Alone in the shower, Justy wept with ferocity. Alone in his bed, Nails wept in a malaise of torment. Enjoined, Ezra and Eliza coiled together under messy sheets, struggling to find meaning in the present.

With daybreak Dibbs stood alone on the college track.

“Where's them clowns?” asked an approaching Mr Rims, still hoping to revive what was now so very lost.

“No sign, Mr Rims,” said Dibbs, with characteristically vacant aspect and considerable embarrassment. Fated to suffer, his shorts were two sizes too small, and his socks did not match.

“Hmmm?” said Mr Rims, looking easterly then westerly. “I feel like the last one to know.”

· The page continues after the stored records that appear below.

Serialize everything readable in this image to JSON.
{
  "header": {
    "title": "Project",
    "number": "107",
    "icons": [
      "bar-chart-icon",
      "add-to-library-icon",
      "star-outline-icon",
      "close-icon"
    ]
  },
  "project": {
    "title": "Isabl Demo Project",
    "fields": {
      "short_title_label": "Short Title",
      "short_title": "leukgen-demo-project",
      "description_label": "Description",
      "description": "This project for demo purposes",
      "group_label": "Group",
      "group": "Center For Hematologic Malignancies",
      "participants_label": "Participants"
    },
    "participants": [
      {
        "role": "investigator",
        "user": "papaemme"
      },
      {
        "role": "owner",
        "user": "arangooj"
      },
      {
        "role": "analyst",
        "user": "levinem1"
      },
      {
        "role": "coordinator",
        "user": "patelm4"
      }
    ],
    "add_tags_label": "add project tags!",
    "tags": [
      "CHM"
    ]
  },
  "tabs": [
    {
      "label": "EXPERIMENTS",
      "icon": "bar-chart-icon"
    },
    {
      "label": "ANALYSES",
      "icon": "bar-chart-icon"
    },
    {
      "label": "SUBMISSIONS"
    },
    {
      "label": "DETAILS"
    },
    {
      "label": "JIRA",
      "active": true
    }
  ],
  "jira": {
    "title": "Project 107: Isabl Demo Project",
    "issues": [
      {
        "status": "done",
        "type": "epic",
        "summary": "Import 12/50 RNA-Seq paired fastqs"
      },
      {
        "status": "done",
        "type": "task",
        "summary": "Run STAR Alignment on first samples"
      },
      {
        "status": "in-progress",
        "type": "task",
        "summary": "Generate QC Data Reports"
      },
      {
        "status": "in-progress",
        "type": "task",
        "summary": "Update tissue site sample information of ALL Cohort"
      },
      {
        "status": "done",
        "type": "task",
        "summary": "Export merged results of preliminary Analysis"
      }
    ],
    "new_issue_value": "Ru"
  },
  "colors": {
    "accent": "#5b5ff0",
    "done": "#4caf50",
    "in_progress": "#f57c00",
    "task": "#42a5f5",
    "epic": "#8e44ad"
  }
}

“The last one to know what, Sir?” asked Dibbs.

“The last one to know what I don't yet know.”


As if to characterize unnecessary labor, Ezra, Nails and Justy eventually made a show for a late-afternoon drill brief, even if the stiffener of dead paste at the loss of Harri disadvantaged all three. Dibbs loomed as an eager superjock of one-line jokes; flat out when the bell rang and fully ready with untiring jibberish, yet green in judgment when the whistle announced the seconds to mount and destroy all opponents.

“Yeah, I've been known to draw first blood,” he joked (to smiles, of course, from no one), “I was born with teeth, haha,” eager as he was to disguise his all-American Neanderthal self and join the gang. It was all too much for the others who, play-by-play, burbed out like bowwow cellar dogs of faded greatness. In a sleepwalking state they somehow ran, and Rims looked on unable to convince anyone of anything yet always ready with savage Spanish Armada lash of the tongue. Enslaved, the evening continued, but nothing could show the way. It will come if it comes. The inner selves were spliced and finished, and enthusiasm constricted itself amid flashes of Harri's funeral and the wormed visions of Noah's leftover remains. Personal fallibility rose and … luck has an opposite. The bomb-burst had died, and Dibbs' conversational tone (for, loosely, it could perhaps be termed conversation) had the grating sound of religious fanaticism – tired torrents of trapped nonsense of empty-headed principles without any evidence to point to. Having let go of everything, Ezra now felt shelled and destroyed, and Dibbs (such a child still … at risk of degrading all children) was determined to not be outdone by his own inability. Nails yawned. It was done with. The Nineteenth Hole seemed too far away in stunning sunlight, and bullwhacker Rims interrupted a bunch start.

“There is absolutely no doubt in my mind,” he chewed, “that the horse, if not the barn itself, has bolted,” and with that he spat.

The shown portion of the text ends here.